Because it is nearly Christmas, today we have a fairy story.
Once upon a time, not so long ago, Jacques was a French farmer who lived with his mother. Their farm was not providing them with a decent living, and poor Jacques struggled every day to provide for the family.
Jacques was not stupid. He has heard the old English fairy story of Jack and the beanstalk. He was not going to sell his last cow for magic beans, as he is not sure he believes in those. Nor does he like the sound of the giant very much, even though the giant’s hatred was specifically reserved for Englishmen, which Jacques can understand. There is no guarantee, thought Jacques, that he would like Frenchmen much more, or that the giant’s wife would be successful in hiding him.
One day Jacques could not get his sums to add up at all. He went to his mother and said he had been offered the chance to share their money and currency with the Germans over the border. He thought this could be a good idea. He pointed out that the Germans had plenty of gold. They seemed much richer than Jacques and the other French locals. If we joined the Germans, Jacques, said, we surely would be able to share some of their wealth and success. It was even rumoured that just like the old giant in the story, the Germans had a goose that laid golden eggs. Maybe they would share it with him.
His mother was sceptical. She didn’t like the Germans very much, because she heard bad things about them in the past. Jacques soon put her right. Modern Germans, he said, are very different. They are nice people now. They do want to help. They have said we can share our currency. They are not like old Blunderbore the giant.
His mother was won over. She consoled herself by thinking, at least my son doesn’t want to give our last cow away for a silly magic bean like Jack in that old tale. Maybe there is something in what he says. She didn’t have a better answer to how they could make a living, and the thought of all that German gold was very enticing. She didn’t really believe they had a golden goose, but she had read of big German gold hoards. There was no telling how they had got those.
So Jacques and all the other locals agreed to share their currency with the Germans. The Germans wanted to do it, as they could then sell many more of all those wonderful things they made so well to all the other people in their currency zone. it meant they could sell more and save all the profits.
The others lived well for a few years, mainly by borrowing money to spend whenever they wanted to. Being associated with the Germans meant they could suddenly get cheap credit. They all wanted to buy lovely new German motor cars, which they did by borrowing. Then one day when Jaques went to the bank to borrow some more so his family could have a holiday, the bank manager said No. He said the Germans were not sending him the money he needed to make all the loans, which had proved ever so popular.
Jaques went home and told his mum and friends. They said he would have to go to see the big German bank manager, and ask him nicely to keep sending the money to their local banks. After all, they did all share the same currency and had all agreed to look after each other.
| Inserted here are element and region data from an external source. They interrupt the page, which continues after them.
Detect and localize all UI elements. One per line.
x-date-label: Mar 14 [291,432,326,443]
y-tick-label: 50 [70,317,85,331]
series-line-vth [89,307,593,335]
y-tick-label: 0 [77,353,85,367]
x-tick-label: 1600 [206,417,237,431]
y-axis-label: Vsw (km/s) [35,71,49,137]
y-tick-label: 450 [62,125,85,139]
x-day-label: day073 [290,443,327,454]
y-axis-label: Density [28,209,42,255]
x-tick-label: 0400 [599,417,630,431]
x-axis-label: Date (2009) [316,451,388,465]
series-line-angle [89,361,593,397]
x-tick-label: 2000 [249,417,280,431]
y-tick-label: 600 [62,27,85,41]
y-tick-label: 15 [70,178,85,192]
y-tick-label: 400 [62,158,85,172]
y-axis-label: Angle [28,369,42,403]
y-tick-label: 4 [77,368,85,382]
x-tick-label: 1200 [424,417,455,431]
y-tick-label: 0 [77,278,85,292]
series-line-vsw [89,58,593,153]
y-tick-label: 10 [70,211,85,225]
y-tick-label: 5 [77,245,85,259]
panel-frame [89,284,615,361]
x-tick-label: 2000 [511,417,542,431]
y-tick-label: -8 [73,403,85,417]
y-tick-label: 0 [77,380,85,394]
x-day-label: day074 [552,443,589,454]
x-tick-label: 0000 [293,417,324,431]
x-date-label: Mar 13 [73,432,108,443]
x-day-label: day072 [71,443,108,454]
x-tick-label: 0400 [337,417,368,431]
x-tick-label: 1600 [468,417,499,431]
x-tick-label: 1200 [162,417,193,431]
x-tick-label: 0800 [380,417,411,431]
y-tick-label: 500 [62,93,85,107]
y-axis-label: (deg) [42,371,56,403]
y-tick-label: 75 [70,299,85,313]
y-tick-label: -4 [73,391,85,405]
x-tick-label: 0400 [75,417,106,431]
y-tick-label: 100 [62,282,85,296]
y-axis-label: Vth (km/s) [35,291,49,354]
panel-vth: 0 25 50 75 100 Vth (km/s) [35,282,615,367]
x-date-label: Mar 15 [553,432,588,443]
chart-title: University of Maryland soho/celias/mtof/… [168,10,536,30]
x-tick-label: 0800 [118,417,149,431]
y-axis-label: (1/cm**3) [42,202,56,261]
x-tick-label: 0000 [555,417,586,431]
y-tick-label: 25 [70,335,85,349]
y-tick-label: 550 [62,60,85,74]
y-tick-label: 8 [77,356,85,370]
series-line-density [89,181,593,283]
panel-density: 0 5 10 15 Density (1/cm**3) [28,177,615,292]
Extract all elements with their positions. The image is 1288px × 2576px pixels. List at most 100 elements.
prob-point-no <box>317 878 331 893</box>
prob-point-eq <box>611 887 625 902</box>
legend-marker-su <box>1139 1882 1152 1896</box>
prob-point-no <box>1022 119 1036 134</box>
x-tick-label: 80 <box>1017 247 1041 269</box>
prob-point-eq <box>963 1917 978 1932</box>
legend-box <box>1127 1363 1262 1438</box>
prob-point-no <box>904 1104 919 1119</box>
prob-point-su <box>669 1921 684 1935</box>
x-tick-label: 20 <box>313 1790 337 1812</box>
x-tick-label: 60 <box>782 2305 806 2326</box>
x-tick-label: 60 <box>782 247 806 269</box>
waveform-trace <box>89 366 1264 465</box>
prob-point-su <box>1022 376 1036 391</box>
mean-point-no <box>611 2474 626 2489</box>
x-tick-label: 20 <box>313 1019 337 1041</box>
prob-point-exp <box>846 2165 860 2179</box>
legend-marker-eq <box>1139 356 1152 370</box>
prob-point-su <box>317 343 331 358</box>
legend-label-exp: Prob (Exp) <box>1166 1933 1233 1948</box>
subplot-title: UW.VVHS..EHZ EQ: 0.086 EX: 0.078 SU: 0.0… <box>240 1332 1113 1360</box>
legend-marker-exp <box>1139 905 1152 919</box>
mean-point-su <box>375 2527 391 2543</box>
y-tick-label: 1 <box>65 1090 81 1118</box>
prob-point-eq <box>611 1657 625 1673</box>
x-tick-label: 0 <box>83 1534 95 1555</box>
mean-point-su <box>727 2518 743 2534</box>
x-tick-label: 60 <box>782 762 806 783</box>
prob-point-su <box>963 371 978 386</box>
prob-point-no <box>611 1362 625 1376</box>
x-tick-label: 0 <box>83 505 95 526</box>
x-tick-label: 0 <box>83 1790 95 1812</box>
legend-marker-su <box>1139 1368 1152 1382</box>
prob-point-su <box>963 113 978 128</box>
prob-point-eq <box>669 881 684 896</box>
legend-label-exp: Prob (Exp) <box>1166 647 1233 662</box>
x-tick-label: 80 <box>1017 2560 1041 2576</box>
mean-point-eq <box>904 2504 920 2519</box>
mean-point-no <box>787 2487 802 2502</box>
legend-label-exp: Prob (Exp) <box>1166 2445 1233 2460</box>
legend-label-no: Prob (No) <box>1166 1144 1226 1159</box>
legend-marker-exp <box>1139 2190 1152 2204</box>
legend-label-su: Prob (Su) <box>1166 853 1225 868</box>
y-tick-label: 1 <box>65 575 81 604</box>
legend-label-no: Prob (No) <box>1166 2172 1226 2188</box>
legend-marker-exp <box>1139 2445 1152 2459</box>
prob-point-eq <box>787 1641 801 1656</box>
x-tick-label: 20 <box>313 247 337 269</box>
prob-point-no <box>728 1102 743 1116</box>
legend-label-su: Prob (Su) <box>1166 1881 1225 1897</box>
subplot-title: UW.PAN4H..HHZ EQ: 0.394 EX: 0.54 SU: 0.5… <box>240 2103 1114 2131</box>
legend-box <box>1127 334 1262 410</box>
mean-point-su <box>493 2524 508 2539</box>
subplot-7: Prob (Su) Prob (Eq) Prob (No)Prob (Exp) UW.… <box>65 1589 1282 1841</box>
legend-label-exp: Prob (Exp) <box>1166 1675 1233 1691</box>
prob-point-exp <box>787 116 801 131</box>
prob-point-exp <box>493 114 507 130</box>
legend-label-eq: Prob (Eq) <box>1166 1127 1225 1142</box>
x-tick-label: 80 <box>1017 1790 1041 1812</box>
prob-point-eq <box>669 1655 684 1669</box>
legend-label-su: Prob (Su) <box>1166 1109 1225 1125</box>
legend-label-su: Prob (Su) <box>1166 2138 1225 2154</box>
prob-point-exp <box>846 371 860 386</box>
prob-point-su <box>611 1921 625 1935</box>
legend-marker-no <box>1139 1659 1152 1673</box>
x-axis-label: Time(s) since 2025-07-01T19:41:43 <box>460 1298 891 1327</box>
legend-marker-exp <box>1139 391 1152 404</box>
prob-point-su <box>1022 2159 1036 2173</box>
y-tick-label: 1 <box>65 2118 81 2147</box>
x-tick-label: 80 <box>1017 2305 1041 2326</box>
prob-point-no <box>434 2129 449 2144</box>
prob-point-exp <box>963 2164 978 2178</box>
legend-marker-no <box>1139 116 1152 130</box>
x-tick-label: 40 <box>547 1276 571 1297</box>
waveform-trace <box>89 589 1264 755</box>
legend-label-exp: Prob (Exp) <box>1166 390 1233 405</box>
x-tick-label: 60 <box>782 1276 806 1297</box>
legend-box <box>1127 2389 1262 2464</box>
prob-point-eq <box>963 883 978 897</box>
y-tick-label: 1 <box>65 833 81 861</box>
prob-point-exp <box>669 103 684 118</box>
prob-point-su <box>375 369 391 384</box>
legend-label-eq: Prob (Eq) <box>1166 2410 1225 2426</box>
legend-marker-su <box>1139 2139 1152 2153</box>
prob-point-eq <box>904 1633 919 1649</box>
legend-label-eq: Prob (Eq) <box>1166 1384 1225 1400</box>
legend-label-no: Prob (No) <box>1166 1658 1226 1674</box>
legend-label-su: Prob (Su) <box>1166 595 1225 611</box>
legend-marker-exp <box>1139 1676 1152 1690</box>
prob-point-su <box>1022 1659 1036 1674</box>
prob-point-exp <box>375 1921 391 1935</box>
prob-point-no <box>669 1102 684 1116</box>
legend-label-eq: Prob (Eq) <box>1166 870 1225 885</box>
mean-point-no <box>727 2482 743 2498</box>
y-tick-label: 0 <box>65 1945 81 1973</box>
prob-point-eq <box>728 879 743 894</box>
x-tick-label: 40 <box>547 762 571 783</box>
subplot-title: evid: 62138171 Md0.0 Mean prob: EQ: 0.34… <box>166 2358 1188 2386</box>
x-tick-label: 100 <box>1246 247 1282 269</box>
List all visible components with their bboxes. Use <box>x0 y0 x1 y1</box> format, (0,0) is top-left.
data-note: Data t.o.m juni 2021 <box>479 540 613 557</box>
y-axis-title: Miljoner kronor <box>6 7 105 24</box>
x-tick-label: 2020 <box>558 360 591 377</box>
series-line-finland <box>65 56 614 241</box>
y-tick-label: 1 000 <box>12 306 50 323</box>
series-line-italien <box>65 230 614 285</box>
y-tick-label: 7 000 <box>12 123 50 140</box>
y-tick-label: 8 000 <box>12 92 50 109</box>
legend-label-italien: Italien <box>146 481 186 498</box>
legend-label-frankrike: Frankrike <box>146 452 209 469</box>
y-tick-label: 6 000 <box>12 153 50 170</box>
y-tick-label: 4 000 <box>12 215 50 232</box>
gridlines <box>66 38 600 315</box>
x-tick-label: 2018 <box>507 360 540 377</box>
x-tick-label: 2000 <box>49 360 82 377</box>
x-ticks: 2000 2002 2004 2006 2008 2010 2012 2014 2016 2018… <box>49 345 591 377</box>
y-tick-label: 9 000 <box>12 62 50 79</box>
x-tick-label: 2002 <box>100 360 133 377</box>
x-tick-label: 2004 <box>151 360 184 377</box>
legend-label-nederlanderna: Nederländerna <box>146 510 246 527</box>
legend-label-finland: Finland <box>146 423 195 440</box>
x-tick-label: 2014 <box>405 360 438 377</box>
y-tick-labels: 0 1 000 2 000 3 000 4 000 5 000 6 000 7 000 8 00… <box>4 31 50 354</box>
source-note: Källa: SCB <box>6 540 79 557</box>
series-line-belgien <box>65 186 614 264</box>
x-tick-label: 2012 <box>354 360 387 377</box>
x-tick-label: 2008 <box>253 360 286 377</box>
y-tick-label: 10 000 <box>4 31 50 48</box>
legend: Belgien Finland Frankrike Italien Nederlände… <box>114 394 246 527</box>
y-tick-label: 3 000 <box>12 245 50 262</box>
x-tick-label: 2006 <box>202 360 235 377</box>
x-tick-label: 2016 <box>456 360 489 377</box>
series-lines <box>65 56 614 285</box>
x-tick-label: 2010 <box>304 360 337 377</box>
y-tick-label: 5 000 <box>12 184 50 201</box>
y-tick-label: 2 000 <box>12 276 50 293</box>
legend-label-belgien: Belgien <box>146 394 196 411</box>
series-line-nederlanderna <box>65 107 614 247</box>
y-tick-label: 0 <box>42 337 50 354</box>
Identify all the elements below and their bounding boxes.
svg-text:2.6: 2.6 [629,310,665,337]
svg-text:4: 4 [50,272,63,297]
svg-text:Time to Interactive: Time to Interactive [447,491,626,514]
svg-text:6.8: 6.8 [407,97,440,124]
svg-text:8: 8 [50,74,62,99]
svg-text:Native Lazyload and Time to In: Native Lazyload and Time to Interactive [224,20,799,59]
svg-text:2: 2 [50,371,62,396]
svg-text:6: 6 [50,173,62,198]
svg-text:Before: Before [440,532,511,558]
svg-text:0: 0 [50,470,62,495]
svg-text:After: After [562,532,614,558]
So Jaques set off the see the German bank manager. He didn’t really believe the manager would be anything like the giant in the story, but as he got near to the office he thought he heard someone with a loud voice chanting
Fee fi fo fum
I smell the blood of a Frenchman
be he alive or be he dead
I’ll not part with my gold to buy his bread
That was probably all in Jaques imaginings, but when he got into the office a very polite normal sized bank manager confirmed that Germany was no longer willing to send lots of money to help everyone else in the currency zone. He said charity began at home. He said the Germans had worked very hard and had earned their gold. They did not have a magic goose that laid gold eggs, contrary to rumour. He was being kind by telling them there was no more money, so they could turn too and work harder. That had made the Germans more prosperous and so it should them.
So there was no golden goose after all. Or if there was, the Germans were being nasty and would not share it. If the Germans were right that they had got all that gold by hard work, how were Jacques and his French friends to catch up? The Germans said they had made all their gold by selling things to all the other people in their currency zone. The French couldn’t do the same because the Germans had already satisfied the market. Now the other people in the currency zone, like Jacques himself, had run out of money and could not buy lots more goods. Only the Germans could afford to buy more goods, but they refused to.
So what were Jaques and all the others to do? They had relied on all that German gold. Some of them really thought the Germans did have a golden goose. Some were morally indignant that the Germans did not want to send them any more. They thought the least the Germans could do, having taken so much money from them in the past for the goods they sold, would be to send some of that money back.
This fairy tale could have a happy ending. Some say the Germans relented and sent Jaques and the rest some of the German gold and they all lived happily ever after. Some say the whole area found a golden goose after all. It was a modern kind of goose called quantitative easing, so they could simply print enough money for everyone. Some say the Germans dug in saying if necessary there would be the break up of the currency. The others all had to go back to their farms, cut their costs and try to make a living after years of neglecting the hard work they needed.
I can’t tell you the ending, because, you see, this fairy tale is not yet over. Perhaps you can help me by telling me your idea of how we can end it happily.